Citing what it called “credible threats of violence,” Hamilton College canceled a speech planned for last week by a professor who has called those who died in the 2001 attacks on the World Trade Center “little Eichmanns.”
A storm of controversy has centered on the Clinton, N.Y., college in recent days as many people, including families of September 11 victims, protested the planned speech by Ward Churchill, a professor of ethnic studies at the University of Colorado at Boulder.
Shortly after the attacks, he wrote that those killed were not innocent civilians but a “technocratic corps at the very heart of America’s global financial empire.” He went on to compare them to Adolf Eichmann, the Nazi official in charge of sending millions of Jews to concentration camps.
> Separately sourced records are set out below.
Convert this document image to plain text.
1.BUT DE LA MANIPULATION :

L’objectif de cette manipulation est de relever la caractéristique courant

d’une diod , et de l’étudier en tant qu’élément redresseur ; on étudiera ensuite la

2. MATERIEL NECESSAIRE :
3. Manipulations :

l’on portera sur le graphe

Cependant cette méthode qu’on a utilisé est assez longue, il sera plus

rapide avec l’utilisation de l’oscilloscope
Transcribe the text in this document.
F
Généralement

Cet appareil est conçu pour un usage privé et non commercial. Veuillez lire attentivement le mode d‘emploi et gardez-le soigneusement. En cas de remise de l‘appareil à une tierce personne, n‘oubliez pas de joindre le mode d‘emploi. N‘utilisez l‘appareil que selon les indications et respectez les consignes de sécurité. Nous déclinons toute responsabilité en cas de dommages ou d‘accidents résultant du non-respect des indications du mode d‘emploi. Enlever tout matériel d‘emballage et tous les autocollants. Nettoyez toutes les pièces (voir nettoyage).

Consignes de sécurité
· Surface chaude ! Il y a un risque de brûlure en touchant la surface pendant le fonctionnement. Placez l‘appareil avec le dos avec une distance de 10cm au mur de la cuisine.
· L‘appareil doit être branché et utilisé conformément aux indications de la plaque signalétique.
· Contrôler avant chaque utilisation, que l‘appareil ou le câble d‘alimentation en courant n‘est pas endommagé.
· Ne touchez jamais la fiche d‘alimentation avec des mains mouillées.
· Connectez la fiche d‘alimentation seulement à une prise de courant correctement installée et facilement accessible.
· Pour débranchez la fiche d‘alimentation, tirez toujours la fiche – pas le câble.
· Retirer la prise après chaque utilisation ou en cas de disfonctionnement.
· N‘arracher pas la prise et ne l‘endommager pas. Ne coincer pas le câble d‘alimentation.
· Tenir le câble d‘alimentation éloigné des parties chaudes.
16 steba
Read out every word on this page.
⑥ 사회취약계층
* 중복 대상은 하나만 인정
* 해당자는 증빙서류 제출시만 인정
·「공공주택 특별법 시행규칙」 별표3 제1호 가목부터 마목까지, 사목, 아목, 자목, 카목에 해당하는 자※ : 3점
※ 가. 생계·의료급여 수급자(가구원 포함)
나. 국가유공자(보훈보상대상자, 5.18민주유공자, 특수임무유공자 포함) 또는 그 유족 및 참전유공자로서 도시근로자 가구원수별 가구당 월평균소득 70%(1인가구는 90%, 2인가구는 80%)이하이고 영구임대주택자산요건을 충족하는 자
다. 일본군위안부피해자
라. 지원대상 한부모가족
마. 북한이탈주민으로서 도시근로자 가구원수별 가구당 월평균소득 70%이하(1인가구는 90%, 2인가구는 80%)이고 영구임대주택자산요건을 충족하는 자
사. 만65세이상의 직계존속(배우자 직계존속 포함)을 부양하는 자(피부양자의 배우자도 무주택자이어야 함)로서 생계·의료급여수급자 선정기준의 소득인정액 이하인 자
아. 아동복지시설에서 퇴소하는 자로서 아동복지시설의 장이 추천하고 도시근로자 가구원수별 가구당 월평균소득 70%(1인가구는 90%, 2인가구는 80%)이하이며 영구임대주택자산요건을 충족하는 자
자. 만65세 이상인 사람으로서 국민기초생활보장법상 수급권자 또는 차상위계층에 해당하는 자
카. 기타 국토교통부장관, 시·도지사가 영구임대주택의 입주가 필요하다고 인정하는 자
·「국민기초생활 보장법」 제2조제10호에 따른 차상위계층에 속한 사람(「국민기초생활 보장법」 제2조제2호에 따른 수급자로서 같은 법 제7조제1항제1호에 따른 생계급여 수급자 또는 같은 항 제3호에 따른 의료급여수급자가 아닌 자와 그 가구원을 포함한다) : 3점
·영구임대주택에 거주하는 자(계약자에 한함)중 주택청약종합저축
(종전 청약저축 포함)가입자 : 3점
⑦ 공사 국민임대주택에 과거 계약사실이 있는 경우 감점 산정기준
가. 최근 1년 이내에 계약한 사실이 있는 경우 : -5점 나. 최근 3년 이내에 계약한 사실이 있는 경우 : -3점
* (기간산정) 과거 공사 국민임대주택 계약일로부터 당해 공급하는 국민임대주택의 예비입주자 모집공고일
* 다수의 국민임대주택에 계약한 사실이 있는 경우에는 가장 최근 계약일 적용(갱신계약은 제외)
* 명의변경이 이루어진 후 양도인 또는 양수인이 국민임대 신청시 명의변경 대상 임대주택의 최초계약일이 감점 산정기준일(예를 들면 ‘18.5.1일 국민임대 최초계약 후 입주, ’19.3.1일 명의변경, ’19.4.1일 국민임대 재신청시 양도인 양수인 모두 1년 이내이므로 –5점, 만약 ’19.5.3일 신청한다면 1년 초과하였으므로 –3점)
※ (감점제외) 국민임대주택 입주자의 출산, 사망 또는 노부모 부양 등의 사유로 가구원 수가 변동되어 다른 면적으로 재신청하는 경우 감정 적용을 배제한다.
Mr. Churchill was originally invited to speak at Hamilton by the Kirkland Project for the Study of Gender, Society, and Culture. Nancy Rabinowitz, a professor of comparative literature and the project director, had invited him to speak on American Indian issues, but after other professors and relatives of September 11 victims complained, she says, administrators asked her to change the topic. The event, retitled “Limits of Dissent,” became about the controversy itself.
As calls to cancel the event increased, Joan Hinde Stewart, Hamilton’s president, at first said the college would defend free speech by allowing it to take place. But two days before the scheduled event, which had been expanded to a panel discussion, she announced that it would be too dangerous.
“We have done our best to protect what we hold most dear, the right to speak, think, and study freely,” she said in a written statement. “But there is a higher responsibility that this institution carries, and that is the safety and security of our students, faculty, staff, and the community in which we live.”
Before the cancellation, the college had taken the unusual step of posting on its Web site hundreds of the negative e-mail messages it had received about inviting Mr. Churchill to speak. Critics included prospective students who said they now would not attend Hamilton, parents disturbed by what they called “hate speech,” and many television viewers who heard about the controversy on The O’Reilly Factor. One wrote: “I am sure the KKK and Nazi promoters would not be invited to speak at Hamilton. ... This is not a question of free speech. Mr. Churchill can say whatever he wants. ... It is a question of decency and respect. Obviously Hamilton has neither.”
Why this particular event created such a firestorm remains unclear. Mr. Churchill is a regular speaker on issues of indigenous cultures on campuses across the country. He spoke last month at Miami University, in Ohio, and about a year ago he spoke not far from Hamilton at Syracuse University. Those appearances did not generate such reaction.
Ms. Rabinowitz suggested the Hamilton event may have grabbed media attention because the victims’ families got involved and because the college had just recently been in the news for hiring Susan Rosenberg, a former radical leftist who spent 16 years in federal prison.
Ms. Rabinowitz said she was saddened by the president’s decision to cancel the event. “I don’t sit in her shoes,” she said. “I wasn’t in the room when they were talking about it.” But the decision will chill free speech, she said: “Not just that it’s canceled because of the threats, but it will make you rethink other events.”
‘Grossly Inaccurate’
In Colorado, meanwhile, Gov. Bill Owens called for Mr. Churchill to resign from the faculty. The professor had already announced that he was stepping down as chairman of the University of Colorado’s ethnic-studies department but that he would remain as a faculty member. In addition, the Board of Regents planned to hold a special meeting last week to discuss Mr. Churchill.
Attempts to reach Mr. Churchill were unsuccessful. Ms. Rabinowitz said the professor was disappointed by the Hamilton event’s cancellation and that he and Natsu Saito, his wife, also a professor at Colorado who was scheduled to speak, had been prepared to attend the discussion despite receiving death threats.
In a written statement, Mr. Churchill said the analysis of his comments had been “grossly inaccurate.” He said he was not defending the September 11 attacks, “but simply pointing out that if U.S. foreign policy results in massive death and destruction abroad, we cannot feign innocence when some of that destruction is returned.”
He also said that the best way to avoid another such attack is for American citizens to force the U.S. government to comply with the rule of law. “The lesson of Nuremburg is that this is not only our right, but our obligation,” he said. “To the extent we shirk this responsibility, we, like the ‘good Germans’ of the 1930s and 40s, are complicit in its actions and have no legitimate basis for complaint when we suffer the consequences.”